Stanisława Leszczyńska era un’ostetrica polacca di Łódź in Polonia, madre di famiglia, arrestata e mandata ad Auschwitz-Birkenau insieme a sua figlia. Nel campo assistette circa tremila donne che partorivano tra infezioni, puzze, parassiti e topi, che mangiavano il corpo di quelle più malate o esauste. Per procurarsi lei stessa l’acqua necessaria per lavare madri e neonati, doveva camminare una ventina di minuti con un secchio. Delle circa tremila nascite a cui assistette non morì nessuna donna né alcun bambino, sebbene ne sopravvissero solo una trentina, perché diverse centinaia furono portati a Nakło per privarli della nazionalità; oltre 1.500 furono annegati da infermiere tedesche; più di 1.000 morirono di fame e di freddo. Nei momenti in cui la violenza scuoteva la sua speranza, cantava. Quando i tedeschi iniziarono a smantellare il campo, Stanisława scelse di rimanere per non lasciare sole le donne che avevano appena partorito e lì visse fino alla liberazione nel gennaio 1945. Era fragile e forte allo stesso tempo – testimonia sua figlia –. Con parole semplici riusciva a stabilire un rapporto con le persone. Dopo la sua morte, una donna raccontò che Stanisława l’aveva aiutata a partorire per due notti e due giorni, facendole le trecce e aiutandola nel dolore.

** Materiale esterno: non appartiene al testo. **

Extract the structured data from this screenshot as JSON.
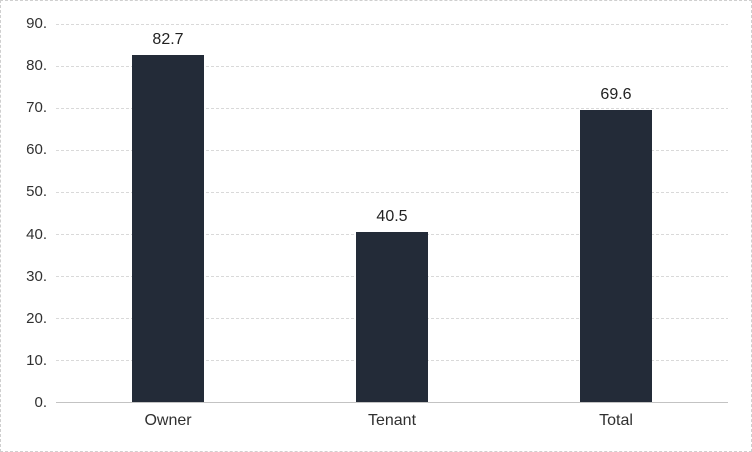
{
  "chart_data": {
    "type": "bar",
    "title": "",
    "categories": [
      "Owner",
      "Tenant",
      "Total"
    ],
    "values": [
      82.7,
      40.5,
      69.6
    ],
    "data_labels": [
      "82.7",
      "40.5",
      "69.6"
    ],
    "xlabel": "",
    "ylabel": "",
    "ylim": [
      0,
      90
    ],
    "yticks": [
      0,
      10,
      20,
      30,
      40,
      50,
      60,
      70,
      80,
      90
    ],
    "ytick_labels": [
      "0.",
      "10.",
      "20.",
      "30.",
      "40.",
      "50.",
      "60.",
      "70.",
      "80.",
      "90."
    ],
    "grid": true,
    "legend_position": "none",
    "bar_color": "#232B38",
    "gridline_color": "#D9D9D9",
    "axis_line_color": "#C3C3C3",
    "tick_label_color": "#303030",
    "data_label_color": "#222222",
    "background_color": "#FFFFFF",
    "border_color": "#CFCFCF"
  }
}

Per Stanisława la persona è un valore vivo e reale, sulla base del quale è poi costruito tutto il suo sapere professionale di tipo razionale e la sua visione del mondo.Per approfondire:
1. L'ostetrica. Film diretto da Maria Stachurska, nipote di Stanisława Leszczyńska,
presentato del dicembre 2021 all’International Catholic Film Festival Mirabile Dictu.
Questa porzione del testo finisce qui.